Investigation of global solar magnetic field by computational topology methods

This paper analyzes the dynamics of large scale or background solar magnetic field by the methods of computational topology. First of all, we investigate global reversal of the field. A reversal refers to a change in the sign of the field dipole component on the solar poles. The synoptic chart is a synthetic representation of solar structures visible during one rotation of the Sun. A time sequence of synoptic charts, representing the distribution of a sign of background magnetic field averaged over one 27-days-long Carrington rotation, is used here. The rate of change of a number of ɛ disconnected components on the charts, formed by unipolar magnetic structures, versus resolution is characterized by the disconnectedness index.
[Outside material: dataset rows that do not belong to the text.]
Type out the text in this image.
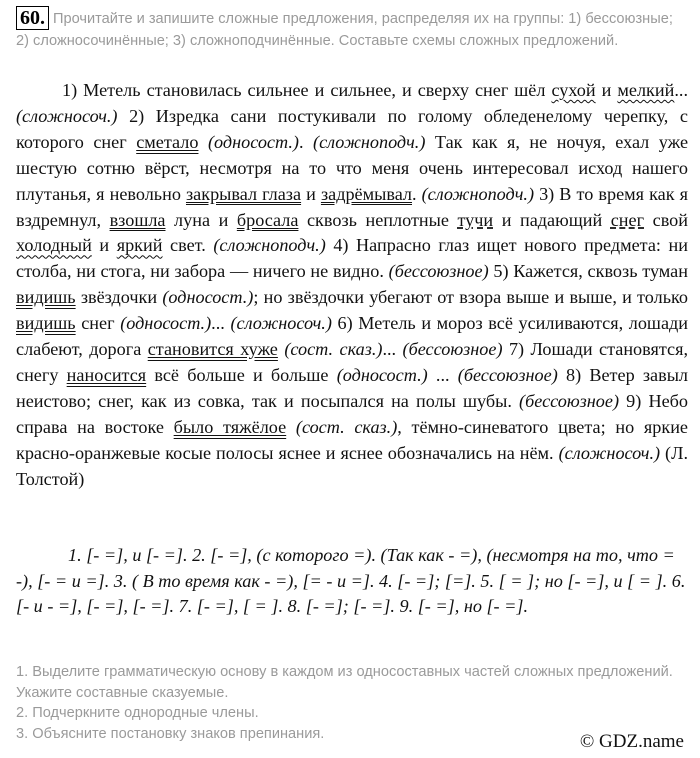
60. Прочитайте и запишите сложные предложения, распределяя их на группы: 1) бессоюзные; 2) сложносочинённые; 3) сложноподчинённые. Составьте схемы сложных предложений.

1) Метель становилась сильнее и сильнее, и сверху снег шёл сухой и мелкий... (сложносоч.) 2) Изредка сани постукивали по голому обледенелому черепку, с которого снег сметало (односост.). (сложноподч.) Так как я, не ночуя, ехал уже шестую сотню вёрст, несмотря на то что меня очень интересовал исход нашего плутанья, я невольно закрывал глаза и задрёмывал. (сложноподч.) 3) В то время как я вздремнул, взошла луна и бросала сквозь неплотные тучи и падающий снег свой холодный и яркий свет. (сложноподч.) 4) Напрасно глаз ищет нового предмета: ни столба, ни стога, ни забора — ничего не видно. (бессоюзное) 5) Кажется, сквозь туман видишь звёздочки (односост.); но звёздочки убегают от взора выше и выше, и только видишь снег (односост.)... (сложносоч.) 6) Метель и мороз всё усиливаются, лошади слабеют, дорога становится хуже (сост. сказ.)... (бессоюзное) 7) Лошади становятся, снегу наносится всё больше и больше (односост.) ... (бессоюзное) 8) Ветер завыл неистово; снег, как из совка, так и посыпался на полы шубы. (бессоюзное) 9) Небо справа на востоке было тяжёлое (сост. сказ.), тёмно-синеватого цвета; но яркие красно-оранжевые косые полосы яснее и яснее обозначались на нём. (сложносоч.) (Л. Толстой)

1. [- =], и [- =]. 2. [- =], (с которого =). (Так как - =), (несмотря на то, что = -), [- = и =]. 3. ( В то время как - =), [= - и =]. 4. [- =]; [=]. 5. [ = ]; но [- =], и [ = ]. 6. [- и - =], [- =], [- =]. 7. [- =], [ = ]. 8. [- =]; [- =]. 9. [- =], но [- =].

1. Выделите грамматическую основу в каждом из односоставных частей сложных предложений. Укажите составные сказуемые.
2. Подчеркните однородные члены.
3. Объясните постановку знаков препинания.	© GDZ.name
The value of this index may coincide with the box dimension of simple fractals. We have established a different behavior of ɛ disconnected components for magnetic structures with and without reversals. Reversals are characterized by the disappearance of distinguishing scales of magnetic structures (fractality) and, as a result, by larger scaling interval for estimation of the disconnectedness index. The obtained results may be interpreted as demonstrating a self-organizing criticality in large scale magnetic field dynamics. Moreover, we apply homology theory to estimate ‘spottiness’ of synoptic charts by means of the Betti number β1. It characterizes number of ‘holes’ formed as inclusions into unipolar regions of the magnetic field of opposite sign. It appears that time series of the Betti number as well as index of disconnectedness have two modes, particularly, quasi-biennial oscillation and 11-year oscillations.